Not that the speech lacked calls for violent military action: Obama promised to “continue to hunt down terrorists and dismantle their networks…relentlessly,” and “call[ed] on this Congress to show the world that we are united in this mission by passing a resolution to authorize the use of force against ISIL.” Congressional authorizations of force are kind of a big deal; there’ve only been four in the last 50 years. But Milbank dismisses this literal call to arms as insignificant, saying it and the fight against terrorism “had small roles in the speech.”
Republicans are also chided for insufficient anti-terrorist zeal, with the GOP-led House passing “a purely symbolic resolution condemning the attacks in Paris.” It’s not clear what non-symbolic action the House should have taken; perhaps expansion of NSA domestic surveillance programs, as Milbank expresses alarm that a majority of Americans are no longer “concerned such efforts wouldn’t go far enough.” Along with the drop in the percentage of citizens saying terrorism is the top US problem to 2 percent, Milbank blames this on “national leaders averting their gaze from terrorism” (the kind of “averting their gaze” that involves killing thousands of people).
Milbank describes Obama as “full of swagger” and later as “downright cocky,” suggesting a desire to see an over-confident (dare I say uppity?) president taken down a peg. “If–God forbid–terrorists do here what they did in Paris and attempted in Brussels, the State of the Union in 2015 will be remembered as complacent,” he concludes.

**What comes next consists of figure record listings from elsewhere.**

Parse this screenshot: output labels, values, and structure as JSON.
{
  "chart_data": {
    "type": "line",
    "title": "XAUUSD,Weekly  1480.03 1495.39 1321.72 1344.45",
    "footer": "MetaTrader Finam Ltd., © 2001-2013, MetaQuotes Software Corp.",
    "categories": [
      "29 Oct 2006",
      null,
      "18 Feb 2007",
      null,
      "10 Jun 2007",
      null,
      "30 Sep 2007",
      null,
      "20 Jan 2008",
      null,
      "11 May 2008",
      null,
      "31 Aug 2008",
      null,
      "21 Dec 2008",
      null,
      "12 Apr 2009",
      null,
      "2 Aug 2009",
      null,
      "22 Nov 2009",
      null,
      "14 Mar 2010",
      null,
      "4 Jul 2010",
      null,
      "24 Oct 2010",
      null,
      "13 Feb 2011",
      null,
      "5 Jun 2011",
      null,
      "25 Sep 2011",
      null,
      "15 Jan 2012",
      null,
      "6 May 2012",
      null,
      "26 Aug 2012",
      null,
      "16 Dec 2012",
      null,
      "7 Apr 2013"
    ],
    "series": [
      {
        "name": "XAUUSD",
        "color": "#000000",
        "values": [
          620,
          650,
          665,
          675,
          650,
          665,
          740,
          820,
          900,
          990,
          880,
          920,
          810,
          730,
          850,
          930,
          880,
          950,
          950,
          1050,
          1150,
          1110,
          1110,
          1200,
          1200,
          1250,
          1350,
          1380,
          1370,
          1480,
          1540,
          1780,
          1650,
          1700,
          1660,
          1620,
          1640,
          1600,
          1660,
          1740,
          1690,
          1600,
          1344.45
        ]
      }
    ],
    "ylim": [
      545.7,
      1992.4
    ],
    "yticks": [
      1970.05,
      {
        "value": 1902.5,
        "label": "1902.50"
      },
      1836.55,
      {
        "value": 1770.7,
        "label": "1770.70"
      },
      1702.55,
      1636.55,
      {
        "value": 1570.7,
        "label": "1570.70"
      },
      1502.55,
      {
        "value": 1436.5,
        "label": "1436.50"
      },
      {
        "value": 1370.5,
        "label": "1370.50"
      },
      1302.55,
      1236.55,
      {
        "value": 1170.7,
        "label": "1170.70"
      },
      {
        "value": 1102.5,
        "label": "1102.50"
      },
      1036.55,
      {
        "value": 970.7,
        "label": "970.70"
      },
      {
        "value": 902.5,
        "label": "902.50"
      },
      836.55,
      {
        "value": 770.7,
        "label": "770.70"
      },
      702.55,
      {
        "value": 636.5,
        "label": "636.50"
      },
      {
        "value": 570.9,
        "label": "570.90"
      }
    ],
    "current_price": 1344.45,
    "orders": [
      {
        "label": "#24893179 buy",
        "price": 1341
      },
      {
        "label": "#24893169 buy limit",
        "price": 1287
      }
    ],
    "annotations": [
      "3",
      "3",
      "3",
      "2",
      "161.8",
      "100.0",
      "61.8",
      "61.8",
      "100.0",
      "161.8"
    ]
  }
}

If–God forbid–there should be an attack just like the one in Paris in the United States, that would kill fewer people than the 32 shot to death at Virginia Tech in 2007 or the 27 murdered at Sandy Hook Elementary School in 2012. Does Milbank remember any of George W. Bush’s State of the Union speeches as being overly complacent about the threat of school shootings? Of course not–because it’s only when violence is associated with Islam that it’s never possible to be alarmed enough.